Cosa potete fare per prendere in mano la partita. Avevate iniziato
bene, riprendetevi quell’entusiasmo. Lasciate da parte la tensione e
smettete di guardare tutto quello che non va. Se ci fosse ‘lui’
potrebbe occuparsi facilmente di ‘quello’, e via dicendo. Evitate
pensieri di questo tipo.

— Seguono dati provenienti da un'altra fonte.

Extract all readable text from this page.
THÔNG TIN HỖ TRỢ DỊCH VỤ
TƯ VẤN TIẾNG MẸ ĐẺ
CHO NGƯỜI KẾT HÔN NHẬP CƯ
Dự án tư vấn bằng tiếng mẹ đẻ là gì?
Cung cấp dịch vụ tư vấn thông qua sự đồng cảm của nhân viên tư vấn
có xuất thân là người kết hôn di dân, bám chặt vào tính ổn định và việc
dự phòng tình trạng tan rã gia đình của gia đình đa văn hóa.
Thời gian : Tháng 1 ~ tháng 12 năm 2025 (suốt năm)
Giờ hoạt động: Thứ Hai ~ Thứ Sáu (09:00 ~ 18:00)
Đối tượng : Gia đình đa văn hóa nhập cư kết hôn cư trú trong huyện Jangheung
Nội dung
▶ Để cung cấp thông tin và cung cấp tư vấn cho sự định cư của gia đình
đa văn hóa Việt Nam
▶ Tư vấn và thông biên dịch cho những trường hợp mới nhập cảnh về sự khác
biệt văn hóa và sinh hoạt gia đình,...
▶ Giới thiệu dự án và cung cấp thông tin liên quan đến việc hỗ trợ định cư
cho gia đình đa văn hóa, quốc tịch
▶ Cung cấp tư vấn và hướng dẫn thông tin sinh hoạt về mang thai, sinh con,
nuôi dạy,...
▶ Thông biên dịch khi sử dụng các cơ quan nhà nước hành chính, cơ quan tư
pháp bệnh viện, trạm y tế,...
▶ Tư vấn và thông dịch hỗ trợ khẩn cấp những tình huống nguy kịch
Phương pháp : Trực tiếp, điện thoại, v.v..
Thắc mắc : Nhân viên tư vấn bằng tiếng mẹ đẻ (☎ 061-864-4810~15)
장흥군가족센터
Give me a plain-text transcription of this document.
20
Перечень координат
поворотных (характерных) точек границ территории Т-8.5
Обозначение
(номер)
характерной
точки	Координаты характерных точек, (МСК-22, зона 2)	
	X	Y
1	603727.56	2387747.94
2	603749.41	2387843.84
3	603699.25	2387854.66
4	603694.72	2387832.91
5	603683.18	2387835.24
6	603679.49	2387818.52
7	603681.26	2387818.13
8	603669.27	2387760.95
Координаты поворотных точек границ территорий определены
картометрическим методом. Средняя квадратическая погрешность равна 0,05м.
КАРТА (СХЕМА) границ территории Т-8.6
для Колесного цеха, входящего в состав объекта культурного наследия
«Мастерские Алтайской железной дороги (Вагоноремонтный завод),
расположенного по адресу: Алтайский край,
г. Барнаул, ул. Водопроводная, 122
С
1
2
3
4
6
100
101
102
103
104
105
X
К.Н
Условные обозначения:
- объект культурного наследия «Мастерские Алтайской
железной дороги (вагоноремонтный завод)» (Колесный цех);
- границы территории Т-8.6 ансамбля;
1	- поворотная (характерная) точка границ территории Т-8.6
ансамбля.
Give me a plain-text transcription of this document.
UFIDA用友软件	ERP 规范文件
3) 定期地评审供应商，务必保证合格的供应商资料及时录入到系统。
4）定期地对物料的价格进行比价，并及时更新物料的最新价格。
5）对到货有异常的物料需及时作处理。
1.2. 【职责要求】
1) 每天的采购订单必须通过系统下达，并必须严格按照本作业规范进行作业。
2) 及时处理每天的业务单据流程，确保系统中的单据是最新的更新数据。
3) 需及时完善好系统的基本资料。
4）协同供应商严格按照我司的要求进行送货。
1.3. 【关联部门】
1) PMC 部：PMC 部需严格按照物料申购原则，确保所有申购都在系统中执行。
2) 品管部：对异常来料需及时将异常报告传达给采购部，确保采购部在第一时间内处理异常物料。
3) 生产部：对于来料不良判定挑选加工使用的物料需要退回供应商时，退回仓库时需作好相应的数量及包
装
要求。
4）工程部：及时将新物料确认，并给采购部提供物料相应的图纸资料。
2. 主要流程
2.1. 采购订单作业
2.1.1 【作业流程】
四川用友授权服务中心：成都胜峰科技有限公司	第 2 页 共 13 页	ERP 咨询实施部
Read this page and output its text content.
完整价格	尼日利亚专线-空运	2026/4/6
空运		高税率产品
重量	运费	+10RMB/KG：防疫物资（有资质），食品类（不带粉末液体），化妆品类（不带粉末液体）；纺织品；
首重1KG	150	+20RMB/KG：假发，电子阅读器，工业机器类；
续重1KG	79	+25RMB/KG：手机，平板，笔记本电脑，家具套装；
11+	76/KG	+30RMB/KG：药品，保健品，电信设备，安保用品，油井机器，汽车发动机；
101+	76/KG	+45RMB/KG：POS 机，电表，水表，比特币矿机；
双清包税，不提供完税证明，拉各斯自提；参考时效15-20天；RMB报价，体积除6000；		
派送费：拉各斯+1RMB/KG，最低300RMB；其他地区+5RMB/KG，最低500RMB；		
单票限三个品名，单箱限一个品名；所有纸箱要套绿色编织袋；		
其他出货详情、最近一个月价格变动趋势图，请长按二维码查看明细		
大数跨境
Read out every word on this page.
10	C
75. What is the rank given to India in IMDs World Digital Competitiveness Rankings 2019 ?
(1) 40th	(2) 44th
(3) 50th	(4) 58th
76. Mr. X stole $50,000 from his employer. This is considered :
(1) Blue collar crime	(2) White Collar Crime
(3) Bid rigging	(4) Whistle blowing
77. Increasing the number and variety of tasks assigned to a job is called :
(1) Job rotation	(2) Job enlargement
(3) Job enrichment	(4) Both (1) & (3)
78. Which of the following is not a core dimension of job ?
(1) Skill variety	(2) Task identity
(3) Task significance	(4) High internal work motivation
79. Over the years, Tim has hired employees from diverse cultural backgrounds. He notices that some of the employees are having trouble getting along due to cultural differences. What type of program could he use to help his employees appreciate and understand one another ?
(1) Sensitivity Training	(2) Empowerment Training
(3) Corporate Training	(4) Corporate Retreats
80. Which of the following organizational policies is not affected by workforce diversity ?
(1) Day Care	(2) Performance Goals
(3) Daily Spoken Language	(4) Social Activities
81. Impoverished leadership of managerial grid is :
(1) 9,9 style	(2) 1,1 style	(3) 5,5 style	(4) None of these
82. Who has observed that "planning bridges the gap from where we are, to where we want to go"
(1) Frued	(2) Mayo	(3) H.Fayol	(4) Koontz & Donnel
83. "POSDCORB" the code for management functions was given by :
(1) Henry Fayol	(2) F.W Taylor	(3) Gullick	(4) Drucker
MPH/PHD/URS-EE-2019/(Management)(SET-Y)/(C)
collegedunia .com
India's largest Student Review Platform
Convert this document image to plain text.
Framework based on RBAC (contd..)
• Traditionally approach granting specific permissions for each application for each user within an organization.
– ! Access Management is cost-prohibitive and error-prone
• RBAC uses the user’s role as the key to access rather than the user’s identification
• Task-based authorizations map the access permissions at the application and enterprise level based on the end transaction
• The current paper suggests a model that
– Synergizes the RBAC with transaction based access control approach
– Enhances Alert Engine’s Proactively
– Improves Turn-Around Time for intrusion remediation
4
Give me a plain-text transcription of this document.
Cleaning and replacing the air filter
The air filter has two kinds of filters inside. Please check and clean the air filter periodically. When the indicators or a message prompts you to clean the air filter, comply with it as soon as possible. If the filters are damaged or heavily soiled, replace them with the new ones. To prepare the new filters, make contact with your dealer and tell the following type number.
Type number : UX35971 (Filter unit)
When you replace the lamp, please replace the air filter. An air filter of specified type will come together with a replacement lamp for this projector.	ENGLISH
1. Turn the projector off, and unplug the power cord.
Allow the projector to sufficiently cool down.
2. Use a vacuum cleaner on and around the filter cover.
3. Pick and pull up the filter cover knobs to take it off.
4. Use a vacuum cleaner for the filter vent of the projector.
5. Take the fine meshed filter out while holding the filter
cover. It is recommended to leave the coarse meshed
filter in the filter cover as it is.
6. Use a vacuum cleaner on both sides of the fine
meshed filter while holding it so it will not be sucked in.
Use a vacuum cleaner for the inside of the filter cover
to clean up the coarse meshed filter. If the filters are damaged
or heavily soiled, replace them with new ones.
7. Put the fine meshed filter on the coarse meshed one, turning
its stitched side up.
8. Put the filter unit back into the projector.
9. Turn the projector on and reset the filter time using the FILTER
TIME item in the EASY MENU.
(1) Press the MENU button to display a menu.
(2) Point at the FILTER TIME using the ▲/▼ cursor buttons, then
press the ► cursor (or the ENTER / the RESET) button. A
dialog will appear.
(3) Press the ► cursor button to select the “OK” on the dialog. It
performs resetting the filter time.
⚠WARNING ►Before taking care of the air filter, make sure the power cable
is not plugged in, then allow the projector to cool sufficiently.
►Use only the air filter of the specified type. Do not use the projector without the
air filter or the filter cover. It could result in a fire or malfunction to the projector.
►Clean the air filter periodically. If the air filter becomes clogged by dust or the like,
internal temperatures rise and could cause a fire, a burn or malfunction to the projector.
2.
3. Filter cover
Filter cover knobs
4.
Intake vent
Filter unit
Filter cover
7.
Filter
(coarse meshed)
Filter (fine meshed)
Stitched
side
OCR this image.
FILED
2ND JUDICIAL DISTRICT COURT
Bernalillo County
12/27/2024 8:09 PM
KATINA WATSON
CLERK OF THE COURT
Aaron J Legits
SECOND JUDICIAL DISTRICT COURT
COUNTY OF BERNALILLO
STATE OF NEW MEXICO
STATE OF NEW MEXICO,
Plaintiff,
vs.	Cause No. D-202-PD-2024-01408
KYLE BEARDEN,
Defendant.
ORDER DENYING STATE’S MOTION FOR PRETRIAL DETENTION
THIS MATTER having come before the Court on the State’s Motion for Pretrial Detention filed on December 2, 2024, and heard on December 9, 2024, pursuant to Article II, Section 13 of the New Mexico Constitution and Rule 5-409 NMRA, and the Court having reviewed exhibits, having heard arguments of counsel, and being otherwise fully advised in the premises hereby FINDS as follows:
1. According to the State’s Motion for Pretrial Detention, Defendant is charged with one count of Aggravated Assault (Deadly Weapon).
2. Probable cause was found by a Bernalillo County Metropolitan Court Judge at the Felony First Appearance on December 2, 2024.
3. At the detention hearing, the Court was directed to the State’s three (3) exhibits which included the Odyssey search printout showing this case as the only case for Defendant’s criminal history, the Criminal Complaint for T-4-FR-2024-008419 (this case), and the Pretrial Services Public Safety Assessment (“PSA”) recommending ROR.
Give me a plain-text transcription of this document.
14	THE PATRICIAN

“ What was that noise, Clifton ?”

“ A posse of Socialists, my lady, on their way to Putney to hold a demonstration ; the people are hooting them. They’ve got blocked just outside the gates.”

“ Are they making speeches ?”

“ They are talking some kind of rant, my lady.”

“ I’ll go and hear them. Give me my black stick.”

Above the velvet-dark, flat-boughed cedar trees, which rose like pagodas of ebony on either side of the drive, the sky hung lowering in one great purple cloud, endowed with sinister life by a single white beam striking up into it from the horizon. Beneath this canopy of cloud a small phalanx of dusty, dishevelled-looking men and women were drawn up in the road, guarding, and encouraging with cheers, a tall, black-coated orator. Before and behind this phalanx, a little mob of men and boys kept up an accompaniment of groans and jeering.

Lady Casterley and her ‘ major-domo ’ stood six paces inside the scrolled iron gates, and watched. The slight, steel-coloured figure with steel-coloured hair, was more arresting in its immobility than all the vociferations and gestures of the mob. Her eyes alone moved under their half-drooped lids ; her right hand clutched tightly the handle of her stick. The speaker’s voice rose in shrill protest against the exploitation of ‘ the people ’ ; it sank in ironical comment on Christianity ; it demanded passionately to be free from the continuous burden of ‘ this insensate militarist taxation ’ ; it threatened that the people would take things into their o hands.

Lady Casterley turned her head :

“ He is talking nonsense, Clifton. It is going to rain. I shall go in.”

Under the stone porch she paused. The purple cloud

Qua ci siete voi! – Dopo di questo diede
consigli tecnici su come affrontare i rivali singolarmente e sulle
azioni a cui dovevano puntare.
Il
secondo quarto riprese con un altro ritmo, il loro stesso umore pareva
più sollevato mentre tornavano a segnare.
Trystin
stesso mise a segno metà dei punti da solo dimostrando quanto anche a
lui fosse mancato il suo vero ruolo.
Fare
il playmaker era bello, certo, e lui era bravo, ma nulla era come fare
canestri e basta.
Prendere
palla e metterla a segno in qualunque modo, da qualunque posizione.
Riuscire
passare la palla a lui era quasi una garanzia, difficilmente sbagliava
ed anche se gli aumentavano la marcatura per fermarlo, riusciva a
farcela in qualche modo.
Spesso
si faceva aiutare da Daniel che sapendo perfettamente il suo modo di
giocare ed i suoi tempi interveniva laddove sapeva gli avrebbe tirato
la palla.
Ed
era lui, allora, a metterla dentro volando!
Ogni
volta che sotto i riflettori era il bel biondo dai capelli biondo
platino che come sempre andavano da tutte le parti, solo leggermente
più lunghi del suo solito, e gli occhi azzurri, le ragazze gridavano
dagli spalti risultando addirittura snervanti.
Di
minuto in minuto, mentre le loro azioni procedevano facendoli sentire
sempre meglio, si alzava anche il loro livello diventando sempre più
precisi e forti. Certo gli altri contrattaccavano alla grande, ma
riuscirono a recuperare tutto.
Il
secondo quarto terminò alla pari.
Marek
li esortò a fare di più continuando su quella strada.
Sebbene
sembravano dimentichi della sorte ignota di Alessandro, in realtà una
piccola parte di loro ci pensava.
Come
stavano andando?
Se
lo chiedevano guardando sfuggenti l’ora al tabellone.
Nonostante
non fossero mai stati una squadra unita, ora si trovavano in pensiero
per due di loro che erano sempre stati antipatici a tutti.
Ad
eccezione di Trys e Dany che ormai erano amici a tutti gli effetti.
Eppure
il moro a bordo campo lo vedeva che giocavano tutti con solo tre quarti
di cervello, mentre uno era perennemente occupato con quei due che
mancavano.
Nel
terzo quarto questo pensiero divenne però sempre più evidente. Man mano
che il tempo avanzava guardavano sempre più quanto mancava e non per
sapere quanto avevano a disposizione per vincere, bensì quanto li
separava dal poter avere nuove notizie.
Specie
Trystin e Daniel avevano fretta di saperlo.
Il
nervoso tornò a prenderseli e gli altri subito riuscirono ad
approfittarne tornando in vantaggio.
Nell’ultimo
intervallo il giovane allenatore che aveva la mente vuota e pensava di
non avere più la minima idea di cosa dirgli per scuoterli, si morse il
labbro guardandoli spaesato e teso, le mani ai fianchi strette, molti
sospiri uno dietro l’altro.
Li
osservò uno ad uno. Francesco molto stanco e provato ormai stava
cedendo, non più abituato ad una partita intera e ad un ritmo simile.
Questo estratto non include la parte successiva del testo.